The experience of migration affects not only how we remember our culture, but also how we recreate it in our new country.
The process of relocating to a new homeland can influence our interpretation of symbols, and have a powerful impact on how we form and adapt our identities.
The Surrey Art Gallery exhibition Sarindar Dhaliwal: Narratives from Beyond explores questions about culture and memory in both personal and provocative ways. Featuring selections from ten years of photography, sculpture, textile, and video, this survey showcases one of Canada’s most accomplished South Asian artists.
Drawing from childhood memory, global history, and the real and imagined, the world revealed in Sarindar Dhaliwal’s mixed-media art presents riveting meditations on beauty, identity, exile, and home. The exhibition traces the artist’s experiences in India (where she was born), Britain (where she was raised and educated), and Canada (where she has lived and worked for close to three decades).
The complex and often hidden traumas of the partition between India and Pakistan is symbolized in Dhaliwal’s map of these two countries formed from marigold flowers that appear as though on fire. The joys and traumas of childhood are infused in the artist’s giant handmade fairy tale books and large-scale, meticulously arranged coloured pencil collections. The world of sport returns again and again, as in the delicately embroidered cricket leg pad framed within an ornate marble window.
In a second exhibition, Figuring Ground: Sylvia Grace Borda and Jeremy Herndl, the vibrant, rapidly-shifting landscapes of Surrey and its region are featured.
With an eye to Canada’s long venerable tradition of landscape art, these two artists present dynamically seductive pictures that capture often-overlooked spaces of habitation and labour in the contemporary edge city.
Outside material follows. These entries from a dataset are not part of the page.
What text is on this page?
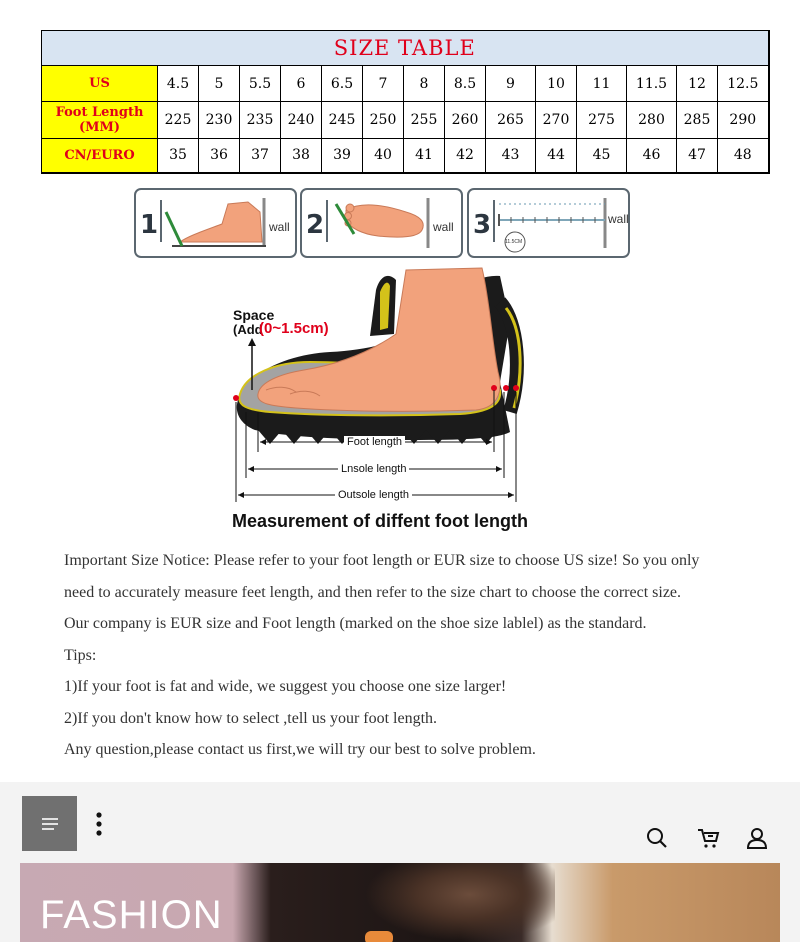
SIZE TABLE														
US	4.5	5	5.5	6	6.5	7	8	8.5	9	10	11	11.5	12	12.5
Foot Length (MM)	225	230	235	240	245	250	255	260	265	270	275	280	285	290
CN/EURO	35	36	37	38	39	40	41	42	43	44	45	46	47	48
1	wall 2	wall 3	wall
11.5CM
Space
(Add
(0~1.5cm)
Foot length
Lnsole length
Outsole length
Measurement of diffent foot length

Important Size Notice: Please refer to your foot length or EUR size to choose US size! So you only

need to accurately measure feet length, and then refer to the size chart to choose the correct size.

Our company is EUR size and Foot length (marked on the shoe size lablel) as the standard.

Tips:

1)If your foot is fat and wide, we suggest you choose one size larger!

2)If you don't know how to select ,tell us your foot length.

Any question,please contact us first,we will try our best to solve problem.

FASHION
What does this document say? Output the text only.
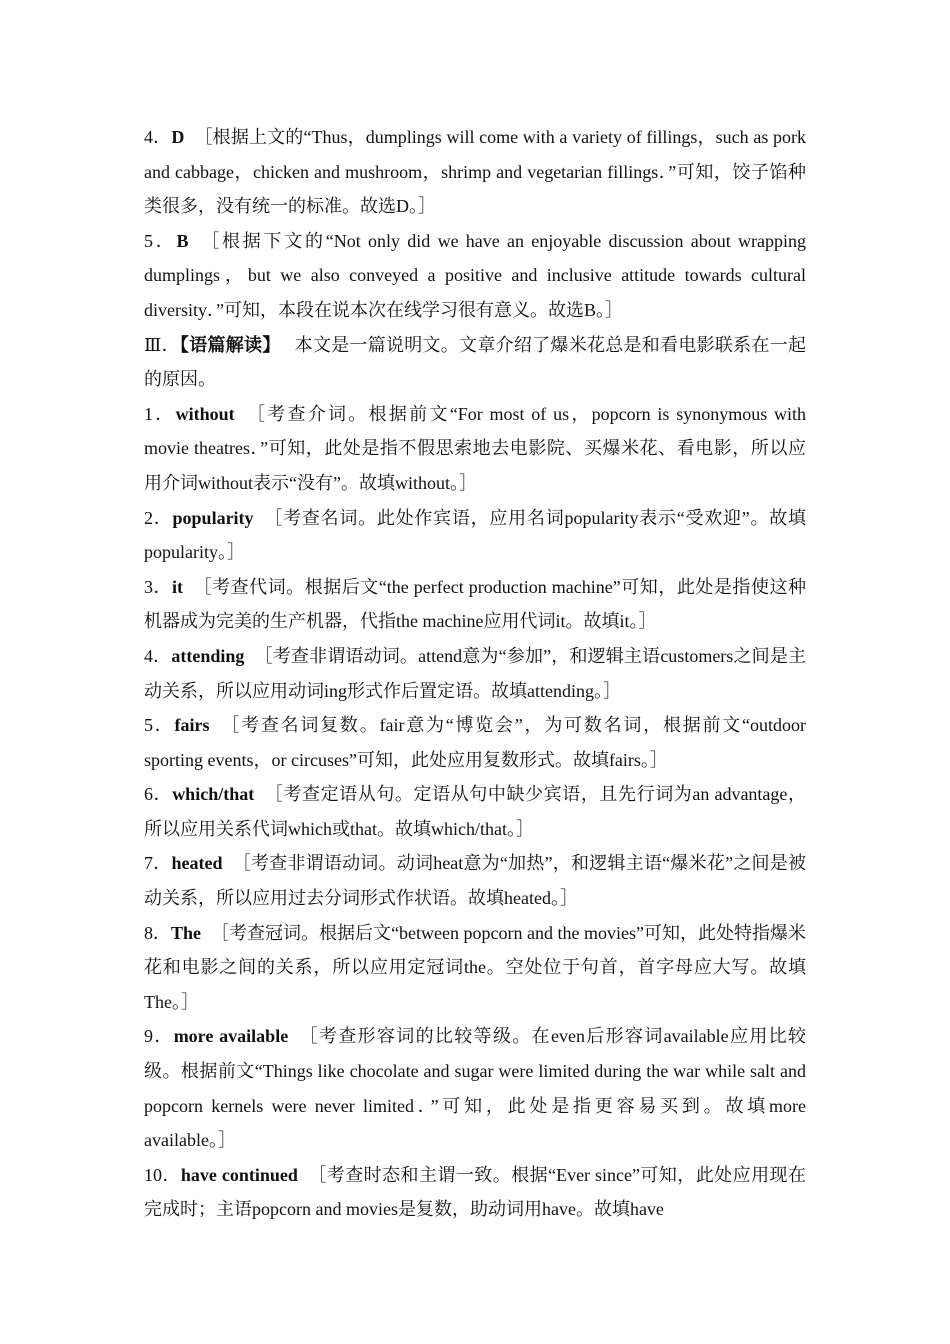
4．D ［根据上文的“Thus，dumplings will come with a variety of fillings，such as pork and cabbage，chicken and mushroom，shrimp and vegetarian fillings．”可知，饺子馅种类很多，没有统一的标准。故选D。］

5．B ［根据下文的“Not only did we have an enjoyable discussion about wrapping dumplings，but we also conveyed a positive and inclusive attitude towards cultural diversity．”可知，本段在说本次在线学习很有意义。故选B。］

Ⅲ．【语篇解读】 本文是一篇说明文。文章介绍了爆米花总是和看电影联系在一起的原因。

1．without ［考查介词。根据前文“For most of us，popcorn is synonymous with movie theatres．”可知，此处是指不假思索地去电影院、买爆米花、看电影，所以应用介词without表示“没有”。故填without。］

2．popularity ［考查名词。此处作宾语，应用名词popularity表示“受欢迎”。故填popularity。］

3．it ［考查代词。根据后文“the perfect production machine”可知，此处是指使这种机器成为完美的生产机器，代指the machine应用代词it。故填it。］

4．attending ［考查非谓语动词。attend意为“参加”，和逻辑主语customers之间是主动关系，所以应用动词ing形式作后置定语。故填attending。］

5．fairs ［考查名词复数。fair意为“博览会”，为可数名词，根据前文“outdoor sporting events，or circuses”可知，此处应用复数形式。故填fairs。］

6．which/that ［考查定语从句。定语从句中缺少宾语，且先行词为an advantage，所以应用关系代词which或that。故填which/that。］

7．heated ［考查非谓语动词。动词heat意为“加热”，和逻辑主语“爆米花”之间是被动关系，所以应用过去分词形式作状语。故填heated。］

8．The ［考查冠词。根据后文“between popcorn and the movies”可知，此处特指爆米花和电影之间的关系，所以应用定冠词the。空处位于句首，首字母应大写。故填The。］

9．more available ［考查形容词的比较等级。在even后形容词available应用比较级。根据前文“Things like chocolate and sugar were limited during the war while salt and popcorn kernels were never limited．”可知，此处是指更容易买到。故填more available。］

10．have continued ［考查时态和主谓一致。根据“Ever since”可知，此处应用现在完成时；主语popcorn and movies是复数，助动词用have。故填have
Borda repositions the modern practice of farming in the Surrey and Fraser Valley growing basin in the context of historical art vocabularies and brings it into the foreground as a contemporary art subject through the use of photography and video.
Herndl’s oil paintings capture the emotionally charged, rapidly shifting environment of North Surrey where nature and the city, new and old architecture, transient and fixed cultures intersect.
In their two very different examinations of human presence in semi-urbanized landscapes, Herndl and Borda’s art sheds new light on the city and the country, and where these places interconnect in strangely wonderful and sometimes troubling ways.
Both exhibitions launch on Sept. 21 with an opening reception from 7:30-9:30 p.m. At 6:30 p.m. Dhaliwal will give an illustrated talk. Admission to the opening reception and artist’s talk is free. The exhibitions continue to Dec. 15 – admission is by donation.